第22話 微笑む司祭

 同時に司祭は心の中で喜びを感じてもいた。自分の苦しみを察して、気にかけてくれる者が現れたのだ。独り秘密を持ち続けるというのは本当に苦しい。

 この優しい瞳の男になら、今まで誰にも話せなかった秘密や悩みを聞いてもらえそうな気がする。根拠はないが、あの真っ直ぐな目を見ていると、そう思えるのだ。


 いや、いっそ彼に限らず、もう誰でもいい。本心を打ち明けて、全て委ねて頼ってしまいたかった。それほどに司祭の心は追い詰められていた。

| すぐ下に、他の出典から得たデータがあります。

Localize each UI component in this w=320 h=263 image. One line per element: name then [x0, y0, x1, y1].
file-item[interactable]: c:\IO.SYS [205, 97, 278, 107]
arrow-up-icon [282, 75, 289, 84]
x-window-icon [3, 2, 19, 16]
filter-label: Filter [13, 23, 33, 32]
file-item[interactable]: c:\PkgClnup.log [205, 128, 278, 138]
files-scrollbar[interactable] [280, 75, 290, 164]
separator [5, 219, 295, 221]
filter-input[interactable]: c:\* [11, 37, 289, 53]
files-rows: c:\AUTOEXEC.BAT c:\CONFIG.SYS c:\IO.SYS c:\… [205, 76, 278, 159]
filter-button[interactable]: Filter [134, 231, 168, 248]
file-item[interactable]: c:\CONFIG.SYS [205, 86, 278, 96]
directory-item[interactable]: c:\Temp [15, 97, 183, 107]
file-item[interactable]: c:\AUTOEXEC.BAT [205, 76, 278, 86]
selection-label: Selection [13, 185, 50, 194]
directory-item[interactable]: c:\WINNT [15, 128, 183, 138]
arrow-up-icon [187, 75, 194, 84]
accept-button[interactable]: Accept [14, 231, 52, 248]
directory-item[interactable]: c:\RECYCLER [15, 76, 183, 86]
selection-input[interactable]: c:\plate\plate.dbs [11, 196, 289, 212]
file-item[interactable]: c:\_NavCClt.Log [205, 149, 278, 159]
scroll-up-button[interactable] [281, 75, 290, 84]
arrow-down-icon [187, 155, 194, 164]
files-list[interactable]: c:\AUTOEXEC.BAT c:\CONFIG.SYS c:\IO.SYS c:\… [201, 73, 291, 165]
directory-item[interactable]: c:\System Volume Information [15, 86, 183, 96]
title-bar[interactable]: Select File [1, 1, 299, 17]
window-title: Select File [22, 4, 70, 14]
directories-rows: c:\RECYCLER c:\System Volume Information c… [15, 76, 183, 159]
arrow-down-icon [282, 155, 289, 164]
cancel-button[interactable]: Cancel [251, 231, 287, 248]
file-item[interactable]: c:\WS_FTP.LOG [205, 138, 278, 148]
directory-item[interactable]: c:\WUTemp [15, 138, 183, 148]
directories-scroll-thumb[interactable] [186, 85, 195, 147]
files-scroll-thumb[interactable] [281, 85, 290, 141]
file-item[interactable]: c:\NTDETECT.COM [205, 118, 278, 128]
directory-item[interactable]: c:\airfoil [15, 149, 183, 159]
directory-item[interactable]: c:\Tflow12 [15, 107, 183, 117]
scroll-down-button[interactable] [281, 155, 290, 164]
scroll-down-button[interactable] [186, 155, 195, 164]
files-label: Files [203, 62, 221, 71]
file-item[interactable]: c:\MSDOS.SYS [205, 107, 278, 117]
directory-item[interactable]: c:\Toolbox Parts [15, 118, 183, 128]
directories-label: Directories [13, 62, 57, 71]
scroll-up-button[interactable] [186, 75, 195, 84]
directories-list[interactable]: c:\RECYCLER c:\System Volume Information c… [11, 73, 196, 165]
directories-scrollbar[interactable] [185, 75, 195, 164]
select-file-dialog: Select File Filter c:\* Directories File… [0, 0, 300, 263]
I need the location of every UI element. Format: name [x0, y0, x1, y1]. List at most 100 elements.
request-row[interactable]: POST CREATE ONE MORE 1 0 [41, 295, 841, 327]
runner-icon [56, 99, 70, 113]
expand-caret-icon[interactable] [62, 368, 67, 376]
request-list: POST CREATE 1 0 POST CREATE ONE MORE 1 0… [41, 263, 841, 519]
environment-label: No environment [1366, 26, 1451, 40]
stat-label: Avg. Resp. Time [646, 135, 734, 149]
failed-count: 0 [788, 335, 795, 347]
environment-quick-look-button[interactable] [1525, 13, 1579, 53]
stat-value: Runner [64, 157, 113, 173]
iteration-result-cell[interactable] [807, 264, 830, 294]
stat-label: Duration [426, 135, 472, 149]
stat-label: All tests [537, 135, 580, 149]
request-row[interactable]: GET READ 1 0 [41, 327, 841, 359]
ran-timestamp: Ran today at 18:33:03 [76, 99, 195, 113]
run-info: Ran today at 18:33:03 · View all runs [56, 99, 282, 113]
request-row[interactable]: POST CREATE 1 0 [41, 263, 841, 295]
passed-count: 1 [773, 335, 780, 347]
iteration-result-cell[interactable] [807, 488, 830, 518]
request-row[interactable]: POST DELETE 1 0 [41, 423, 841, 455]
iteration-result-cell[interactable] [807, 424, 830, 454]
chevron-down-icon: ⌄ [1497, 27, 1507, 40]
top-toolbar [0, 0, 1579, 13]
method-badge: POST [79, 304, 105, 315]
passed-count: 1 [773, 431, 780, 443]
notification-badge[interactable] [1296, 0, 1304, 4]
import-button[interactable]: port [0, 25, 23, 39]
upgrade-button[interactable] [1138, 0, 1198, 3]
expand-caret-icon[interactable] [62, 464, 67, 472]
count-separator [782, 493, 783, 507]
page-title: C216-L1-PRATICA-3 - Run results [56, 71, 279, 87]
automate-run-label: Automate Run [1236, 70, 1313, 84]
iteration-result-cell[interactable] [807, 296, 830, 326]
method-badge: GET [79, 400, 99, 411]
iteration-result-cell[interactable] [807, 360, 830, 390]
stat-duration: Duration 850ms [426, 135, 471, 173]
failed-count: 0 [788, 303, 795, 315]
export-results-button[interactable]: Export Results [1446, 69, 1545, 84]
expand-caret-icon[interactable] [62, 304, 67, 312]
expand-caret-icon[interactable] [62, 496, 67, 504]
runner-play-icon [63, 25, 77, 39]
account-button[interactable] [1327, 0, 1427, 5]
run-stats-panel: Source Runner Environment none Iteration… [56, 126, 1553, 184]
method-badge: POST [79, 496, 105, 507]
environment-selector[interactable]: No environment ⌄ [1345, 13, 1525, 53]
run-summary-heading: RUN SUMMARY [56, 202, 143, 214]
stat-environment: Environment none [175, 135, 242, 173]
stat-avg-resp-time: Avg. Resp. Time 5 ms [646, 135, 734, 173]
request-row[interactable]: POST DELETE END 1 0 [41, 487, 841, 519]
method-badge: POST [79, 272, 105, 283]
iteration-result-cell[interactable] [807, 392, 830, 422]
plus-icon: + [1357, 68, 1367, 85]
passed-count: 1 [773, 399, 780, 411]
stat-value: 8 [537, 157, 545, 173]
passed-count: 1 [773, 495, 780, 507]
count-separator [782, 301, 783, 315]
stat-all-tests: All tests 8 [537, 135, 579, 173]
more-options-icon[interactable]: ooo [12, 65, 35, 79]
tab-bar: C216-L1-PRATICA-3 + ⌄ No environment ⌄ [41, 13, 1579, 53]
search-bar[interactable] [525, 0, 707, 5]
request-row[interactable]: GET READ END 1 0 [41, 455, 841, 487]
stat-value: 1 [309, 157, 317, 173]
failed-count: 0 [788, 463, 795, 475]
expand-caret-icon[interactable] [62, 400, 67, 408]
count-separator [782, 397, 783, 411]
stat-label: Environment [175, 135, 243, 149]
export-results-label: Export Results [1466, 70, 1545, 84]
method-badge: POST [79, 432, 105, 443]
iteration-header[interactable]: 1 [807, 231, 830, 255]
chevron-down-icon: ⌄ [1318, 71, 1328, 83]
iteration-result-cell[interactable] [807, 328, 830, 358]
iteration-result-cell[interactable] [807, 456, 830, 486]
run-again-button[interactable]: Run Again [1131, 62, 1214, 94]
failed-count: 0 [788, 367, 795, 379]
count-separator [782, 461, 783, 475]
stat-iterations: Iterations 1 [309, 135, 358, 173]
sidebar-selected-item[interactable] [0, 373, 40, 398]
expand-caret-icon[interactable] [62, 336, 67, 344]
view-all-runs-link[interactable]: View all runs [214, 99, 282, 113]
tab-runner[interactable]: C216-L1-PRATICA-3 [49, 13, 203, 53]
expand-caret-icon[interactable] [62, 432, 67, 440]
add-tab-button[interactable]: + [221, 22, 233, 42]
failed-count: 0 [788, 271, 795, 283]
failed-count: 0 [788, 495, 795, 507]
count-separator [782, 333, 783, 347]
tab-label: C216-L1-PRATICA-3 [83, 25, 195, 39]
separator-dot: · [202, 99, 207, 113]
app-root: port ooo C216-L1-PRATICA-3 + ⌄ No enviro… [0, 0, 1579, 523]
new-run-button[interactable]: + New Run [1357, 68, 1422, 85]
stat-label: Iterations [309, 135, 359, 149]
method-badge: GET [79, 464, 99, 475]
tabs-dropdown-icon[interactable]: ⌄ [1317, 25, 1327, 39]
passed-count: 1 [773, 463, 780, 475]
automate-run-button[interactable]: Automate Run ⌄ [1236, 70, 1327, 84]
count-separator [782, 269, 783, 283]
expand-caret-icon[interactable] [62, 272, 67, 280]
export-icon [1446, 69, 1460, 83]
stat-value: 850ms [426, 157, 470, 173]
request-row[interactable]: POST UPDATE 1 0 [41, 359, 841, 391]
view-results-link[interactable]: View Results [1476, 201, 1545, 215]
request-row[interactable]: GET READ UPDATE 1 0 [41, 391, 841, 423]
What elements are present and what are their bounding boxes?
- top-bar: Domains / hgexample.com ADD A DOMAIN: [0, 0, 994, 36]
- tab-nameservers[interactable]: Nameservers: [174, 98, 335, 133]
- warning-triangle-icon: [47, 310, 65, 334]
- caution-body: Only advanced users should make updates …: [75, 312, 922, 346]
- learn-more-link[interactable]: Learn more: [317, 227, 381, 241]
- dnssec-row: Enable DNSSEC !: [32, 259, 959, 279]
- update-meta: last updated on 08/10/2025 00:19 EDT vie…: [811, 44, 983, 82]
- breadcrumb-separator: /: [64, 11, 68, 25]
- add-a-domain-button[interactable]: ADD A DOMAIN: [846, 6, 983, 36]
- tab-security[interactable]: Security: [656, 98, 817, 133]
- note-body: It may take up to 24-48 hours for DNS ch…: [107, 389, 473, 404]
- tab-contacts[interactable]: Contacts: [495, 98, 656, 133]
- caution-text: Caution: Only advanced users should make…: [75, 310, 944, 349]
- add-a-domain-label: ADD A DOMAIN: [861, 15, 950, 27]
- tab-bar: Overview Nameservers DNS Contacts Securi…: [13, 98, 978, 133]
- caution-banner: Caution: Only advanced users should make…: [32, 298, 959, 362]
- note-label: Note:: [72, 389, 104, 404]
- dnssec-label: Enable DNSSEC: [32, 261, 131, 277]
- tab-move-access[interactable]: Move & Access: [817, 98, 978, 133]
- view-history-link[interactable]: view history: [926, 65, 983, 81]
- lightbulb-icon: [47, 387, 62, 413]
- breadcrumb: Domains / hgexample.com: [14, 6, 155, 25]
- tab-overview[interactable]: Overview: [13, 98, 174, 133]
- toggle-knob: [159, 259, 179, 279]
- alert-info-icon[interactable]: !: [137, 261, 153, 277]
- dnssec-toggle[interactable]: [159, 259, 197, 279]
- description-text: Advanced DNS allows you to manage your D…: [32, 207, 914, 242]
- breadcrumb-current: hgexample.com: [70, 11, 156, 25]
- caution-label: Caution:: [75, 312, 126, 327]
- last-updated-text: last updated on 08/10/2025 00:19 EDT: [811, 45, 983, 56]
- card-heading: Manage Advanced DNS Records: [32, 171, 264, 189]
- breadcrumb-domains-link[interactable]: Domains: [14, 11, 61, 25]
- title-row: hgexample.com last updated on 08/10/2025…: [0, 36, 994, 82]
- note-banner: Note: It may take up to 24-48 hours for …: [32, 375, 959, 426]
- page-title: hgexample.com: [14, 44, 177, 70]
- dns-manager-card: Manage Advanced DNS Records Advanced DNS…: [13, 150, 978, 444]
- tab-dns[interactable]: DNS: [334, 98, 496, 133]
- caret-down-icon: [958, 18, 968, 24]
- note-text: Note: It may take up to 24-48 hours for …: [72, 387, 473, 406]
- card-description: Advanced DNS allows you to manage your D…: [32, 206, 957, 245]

 そうして、しばらく逡巡した司祭の口からこぼれ出たのは、こんな言葉だった。


「ミサは信者の皆様にとって大切な時間。私も彼らを失望させないよう気を張っているだけです。何も無理などはございません。ご心配をおかけして申し訳ありませんでした」


 揺れる心をぐっと押し殺して、司祭は優雅に笑みを作った。自信に満ちた輝くような笑顔なら、純真そうな彼を簡単に騙すことができるだろう。

 司祭は誰にも頼らず、秘密を守り抜くことを選んだのだった。


「そう、ですか」


 オクトは戸惑った様子で司祭から視線を外す。ここまで完璧な笑顔で一蹴されるとは思っていなかった。

 

 気まずそうなオクトを見て、司祭は不思議な高揚感に包まれていた。これでもう彼は二度とこの事に言及してくることはないだろう。これは勝利であるのか。いや、元々勝負などではないのは良く分かっている。だが彼を突き放したことで、自分の甘えを断ち切ることができたのだ。


 折角の救いの手を振り払ってしまった。もう誰も自分のような者を掬いあげてくれることはないだろう。その事には絶望さえ感じる。

 しかしあの優し気な男に、己の罪や醜い感情を背負わせなくて済むのだ。司祭は安堵と寂しさが入り混じった不思議な感覚を噛みしめていた。


「お茶が遅いですね、ちょっと見て参ります」


 そう言って、逃げるようにキッチンの方へ向かおうとした司祭。その手を、オクトの左手が掴んで引き留めた。


「今も、ご無理をなさっているのでしょう」


 その瞳はいつもの柔和なそれではなく、厳しく真剣なものだった。


「──何を……」

「そうやって誰にも相談せずに、いつもお一人で苦しんでいらっしゃるのですか。ミサがお嫌なのでしょう?」


 心を見透かすようなオクトの視線に耐えきれず、司祭は顔をそむけてその手を振りほどいた。

 

「いい加減にして下さい!」

「あなたがそんな風に苦しんでいるのをリシュアが知っていたら、同じように言ったでしょう。あいつの為にも、そんな風に一人で抱え込まないで下さい」


 司祭は雷に打たれたような衝撃を受けた。黙ってオクトを睨みつけると、溢れ出しそうな涙を必死で堪えた。

 卑怯だ。──卑怯だ!

 こんな時に、あの人の名を出すなんて。司祭は唇を強く噛んだ。


「司祭様、大丈夫ですか?!」

「おい、お前司祭様に何をしてるんだ!」


 異変を察知したイアラと、キッチンから様子をうかがっていたロタが駆け寄って来た。オクトは一つお辞儀をすると、彼らとは反対の方へ早足で去っていった。


「司祭様、司祭様、お怪我はありませんか?」


 イアラが司祭の右手をとり、心配そうに撫でた。ロタは手にした竹箒を振り回して、木戸を出ようとしていたオクトに怒鳴りつける。


「この無礼者め! 二度と来るなよ!!」


 涙を堪えきれなくなった司祭は、泣き顔を見られぬようローブの袖で隠しながら自室へと駆けた。